SW: The gendered human body can be a fascinating thing, manifested in modern dance, body arts, and pornography.

AC: A writer constructs gravity.

SW: Poetry mediates between parallel universes of the physical, personal, social, political, artistic, poetic, linguistic, philosophical. It is in and not in all of them. The poetic object/subject and poetic spacetime emerge from them.

AC: Like you Jarry uses equations (for the “surface of God” and other “imaginary solutions”). 

SW: I am obsessed now with the relationship between critique and lyric.

AC: I feel this, too.

SW: My favorite player lost in the semi-final. He got second Bronze in Men’s Single.

AC: Your pressing present?

SW: What are we when we are reading poetry? This is a great question. We are living to the fullest extent when we are reading great poetry, maybe even more than writing, which is a hard fight all the time.

AC: At tremendous speeds.

SW: I always feel I have to fight at least on two fronts at the same time.

AC: What are the attributes that make a table tennis player a favorite?

SW: That also speaks of the speaker in relation to characters and community and construction of the struggling subjectivity.

AC: T Square as the drafting instrument, Times Square, Tiananmen Square.

SW: I really like your formulation of imaginary present. By imaginary you mean the rejection of the actual, the construction of the alternative?

AC: I have a friend whose grandfather was a world champion in table tennis.
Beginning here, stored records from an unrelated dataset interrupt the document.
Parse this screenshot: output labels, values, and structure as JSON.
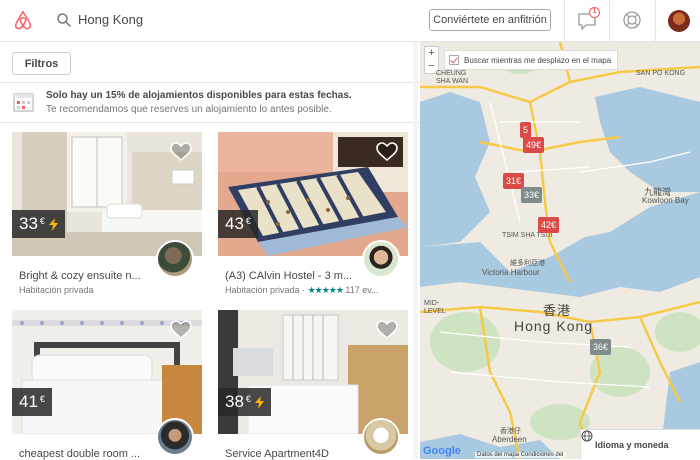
{
  "header": {
    "search_value": "Hong Kong",
    "host_button": "Conviértete en anfitrión",
    "message_badge": "1"
  },
  "filters": {
    "label": "Filtros"
  },
  "notice": {
    "title": "Solo hay un 15% de alojamientos disponibles para estas fechas.",
    "subtitle": "Te recomendamos que reserves un alojamiento lo antes posible."
  },
  "listings": [
    {
      "price": "33",
      "currency": "€",
      "instant": true,
      "title": "Bright & cozy ensuite n...",
      "subtitle": "Habitación privada",
      "rating": "",
      "reviews": ""
    },
    {
      "price": "43",
      "currency": "€",
      "instant": false,
      "title": "(A3) CAlvin Hostel - 3 m...",
      "subtitle": "Habitación privada ·",
      "rating": "★★★★★",
      "reviews": "117 ev..."
    },
    {
      "price": "41",
      "currency": "€",
      "instant": false,
      "title": "cheapest double room ...",
      "subtitle": "",
      "rating": "",
      "reviews": ""
    },
    {
      "price": "38",
      "currency": "€",
      "instant": true,
      "title": "Service Apartment4D",
      "subtitle": "",
      "rating": "",
      "reviews": ""
    }
  ],
  "map": {
    "search_while_moving": "Buscar mientras me desplazo en el mapa",
    "zoom_in": "+",
    "zoom_out": "−",
    "city_label": "Hong Kong",
    "city_label_cn": "香港",
    "places": {
      "cheung_sha_wan": "CHEUNG\nSHA WAN",
      "san_po_kong": "SAN PO KONG",
      "kowloon_bay_cn": "九龍灣",
      "kowloon_bay": "Kowloon Bay",
      "victoria_cn": "維多利亞港",
      "victoria": "Victoria Harbour",
      "tsim_sha_tsui": "TSIM SHA TSUI",
      "aberdeen": "Aberdeen",
      "aberdeen_cn": "香港仔",
      "mid_levels": "MID-\nLEVEL"
    },
    "pins": [
      {
        "label": "5",
        "color": "red"
      },
      {
        "label": "49€",
        "color": "red"
      },
      {
        "label": "31€",
        "color": "red"
      },
      {
        "label": "33€",
        "color": "gray"
      },
      {
        "label": "42€",
        "color": "red"
      },
      {
        "label": "36€",
        "color": "gray"
      }
    ],
    "attribution": "Datos del mapa   Condiciones del",
    "google": "Google",
    "language_button": "Idioma y moneda"
  }
}
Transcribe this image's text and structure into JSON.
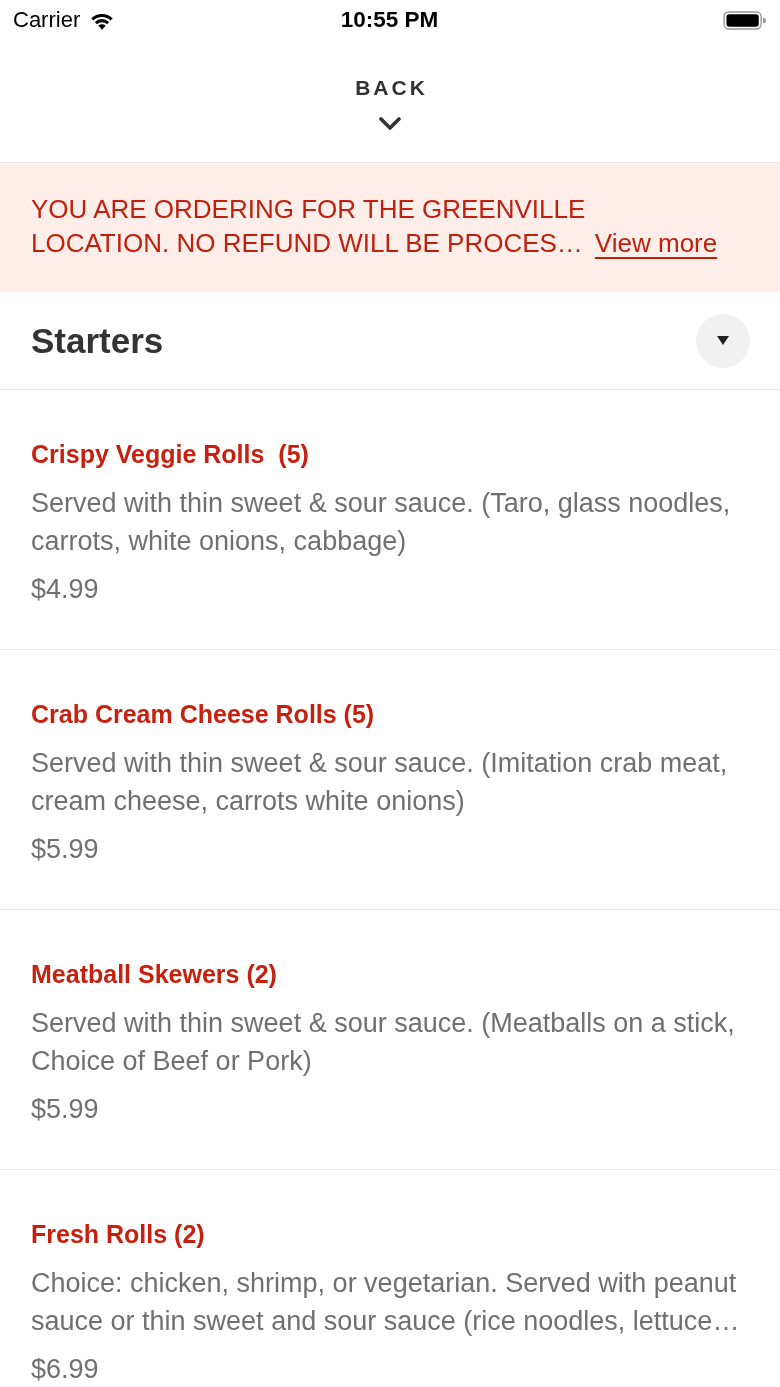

SW: How does quantum mechanics work at the center of a black hole? How does an individual poet function and act in the center of an unprecedented empire?

AC: One entry is metaphor.

SW: My question is, how can we change or effect changes of the actual? 

AC: Especially matter appearing in multiple states of space and time simultaneously.

SW: So not exactly an epistemological foil.

AC: Like the text’s body politic?

SW: I certainly like your idea of invisible community.

AC: The students read your book.

SW: Anything predictable is a failure.

AC: [note/for later: how does table tennis relate to light speeds like a Cubist painting or Stein/object? isn’t spacetime curved? look up.]

SW: As I wrote somewhere in the book, Something didn’t really happen unless we can write about it. Happening is not just an instant in the historical sense but an infinite process/period for us to bear all its consequences (and causes). And this process constitutes our subjectivity. Think about our first love. Think about our lost love.

AC: Speed and time. She/he identity (te). 

SW: Writing seems to be the best way if not the only way to know it. Not just “an aid to memory.”

AC: But I am also interested in the hard science. 

SW: Technically it’s speed and accuracy. 

AC: You say the inventor of the word “quark” came up with the spelling from Finnegans Wake.

SW: At the highest level, table tennis is about the quickness and strength of the mind, but a well-trained and fit body is a prerequisite.

AC: A student talked about wanting to communicate and called it “reclamation.”

SW: Poems can definitely be constructed based on forms of nanotechnology.

AC: How can narration be conceptualized in the higher dimensions of the multiverse?

SW: Does a poem have a supermassive black hole? This is work-in-progress.